Medication mistakes have been a major problem for years in the delivery of medical services.
The good news is that studies suggest greater use of electronic medical records and prescription-ordering systems can reduce the number of errors. The bad news, though, is that many healthcare providers are not moving quickly enough to actually change their records systems.
As a result, there are still far too many medication errors in the Chicago area and across the country.

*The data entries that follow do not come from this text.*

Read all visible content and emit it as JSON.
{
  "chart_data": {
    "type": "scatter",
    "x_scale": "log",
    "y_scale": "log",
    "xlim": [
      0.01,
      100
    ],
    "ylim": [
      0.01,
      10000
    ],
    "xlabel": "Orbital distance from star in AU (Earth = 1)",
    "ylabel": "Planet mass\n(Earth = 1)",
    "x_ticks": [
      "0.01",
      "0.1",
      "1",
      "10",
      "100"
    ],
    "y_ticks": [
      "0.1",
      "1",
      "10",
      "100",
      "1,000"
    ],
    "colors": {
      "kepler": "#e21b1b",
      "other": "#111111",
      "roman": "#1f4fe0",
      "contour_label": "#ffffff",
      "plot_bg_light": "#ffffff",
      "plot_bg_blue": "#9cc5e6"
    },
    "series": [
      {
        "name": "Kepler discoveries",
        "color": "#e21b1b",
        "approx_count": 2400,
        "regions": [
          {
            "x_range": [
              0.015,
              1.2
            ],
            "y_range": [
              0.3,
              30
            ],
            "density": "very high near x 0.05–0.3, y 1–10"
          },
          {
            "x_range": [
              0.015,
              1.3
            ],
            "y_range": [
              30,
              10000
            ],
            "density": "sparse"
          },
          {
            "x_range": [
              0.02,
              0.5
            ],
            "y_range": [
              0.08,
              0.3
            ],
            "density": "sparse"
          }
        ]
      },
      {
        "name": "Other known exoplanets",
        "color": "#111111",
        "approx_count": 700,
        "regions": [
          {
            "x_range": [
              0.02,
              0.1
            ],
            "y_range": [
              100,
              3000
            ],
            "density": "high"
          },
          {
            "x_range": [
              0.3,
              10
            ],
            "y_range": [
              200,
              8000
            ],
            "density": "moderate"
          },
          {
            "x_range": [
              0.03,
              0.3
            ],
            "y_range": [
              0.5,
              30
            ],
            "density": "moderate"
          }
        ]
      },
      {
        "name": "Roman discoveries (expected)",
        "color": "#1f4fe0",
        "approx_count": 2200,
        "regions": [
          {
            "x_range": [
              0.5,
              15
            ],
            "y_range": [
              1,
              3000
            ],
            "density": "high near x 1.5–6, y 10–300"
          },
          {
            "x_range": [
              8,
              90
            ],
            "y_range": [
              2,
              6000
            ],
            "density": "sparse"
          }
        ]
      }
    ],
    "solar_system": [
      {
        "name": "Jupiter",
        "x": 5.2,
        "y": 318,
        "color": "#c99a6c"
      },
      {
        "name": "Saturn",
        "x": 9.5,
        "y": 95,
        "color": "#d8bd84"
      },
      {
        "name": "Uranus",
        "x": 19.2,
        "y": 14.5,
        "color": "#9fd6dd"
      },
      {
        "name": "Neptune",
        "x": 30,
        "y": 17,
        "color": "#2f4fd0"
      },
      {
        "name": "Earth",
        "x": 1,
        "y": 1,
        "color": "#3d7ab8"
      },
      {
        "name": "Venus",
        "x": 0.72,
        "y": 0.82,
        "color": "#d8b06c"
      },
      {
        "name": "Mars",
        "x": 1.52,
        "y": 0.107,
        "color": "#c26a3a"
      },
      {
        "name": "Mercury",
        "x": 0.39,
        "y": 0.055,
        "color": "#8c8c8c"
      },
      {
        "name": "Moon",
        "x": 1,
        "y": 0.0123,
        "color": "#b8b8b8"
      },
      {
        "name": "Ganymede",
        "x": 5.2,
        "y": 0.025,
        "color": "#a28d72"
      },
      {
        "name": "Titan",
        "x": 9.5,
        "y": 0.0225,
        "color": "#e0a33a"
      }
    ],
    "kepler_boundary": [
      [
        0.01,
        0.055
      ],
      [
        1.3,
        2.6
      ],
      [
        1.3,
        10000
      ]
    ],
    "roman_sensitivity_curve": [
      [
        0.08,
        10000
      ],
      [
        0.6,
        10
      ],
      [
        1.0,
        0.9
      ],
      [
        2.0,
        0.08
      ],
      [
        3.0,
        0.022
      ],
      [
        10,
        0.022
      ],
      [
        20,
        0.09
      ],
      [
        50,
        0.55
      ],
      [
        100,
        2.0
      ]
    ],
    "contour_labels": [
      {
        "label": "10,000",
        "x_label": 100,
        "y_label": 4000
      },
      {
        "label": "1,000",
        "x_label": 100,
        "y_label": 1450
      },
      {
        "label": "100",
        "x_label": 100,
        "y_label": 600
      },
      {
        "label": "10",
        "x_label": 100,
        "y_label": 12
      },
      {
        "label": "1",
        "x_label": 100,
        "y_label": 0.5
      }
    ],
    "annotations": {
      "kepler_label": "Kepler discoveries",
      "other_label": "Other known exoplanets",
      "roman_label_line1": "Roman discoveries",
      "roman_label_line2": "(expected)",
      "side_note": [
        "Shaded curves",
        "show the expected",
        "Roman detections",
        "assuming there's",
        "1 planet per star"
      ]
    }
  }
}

The latest evidence of the advantages that electronic records can have over the old paper-based system is a study published last month in the Archives of Internal Medicine.
In research involving the VA Boston Healthcare system, the use of electronic health records (abbreviated EHR) by health providers was linked to a substantially lower risk of being sued. According to the results of the research, the chance of being sued was 84 percent less for providers who use EHRs.
The fact that there were fewer lawsuits suggests there were fewer mistakes.
It isn’t just that electronic records can help prevent the problem of prescription dispensed by a doctor’s scribbled signature that looks like the proverbial chicken scratch. EHRs can also foster greater collaboration by doctors by making it easier to review notes in the file.
Only about a third of hospitals and clinics are currently using electronic health records. That leaves about two thirds of medical providers who are not doing so.
Administrators of healthcare facilities that lack EHRs should be asking themselves why they are not planning on making the transition sooner rather than later.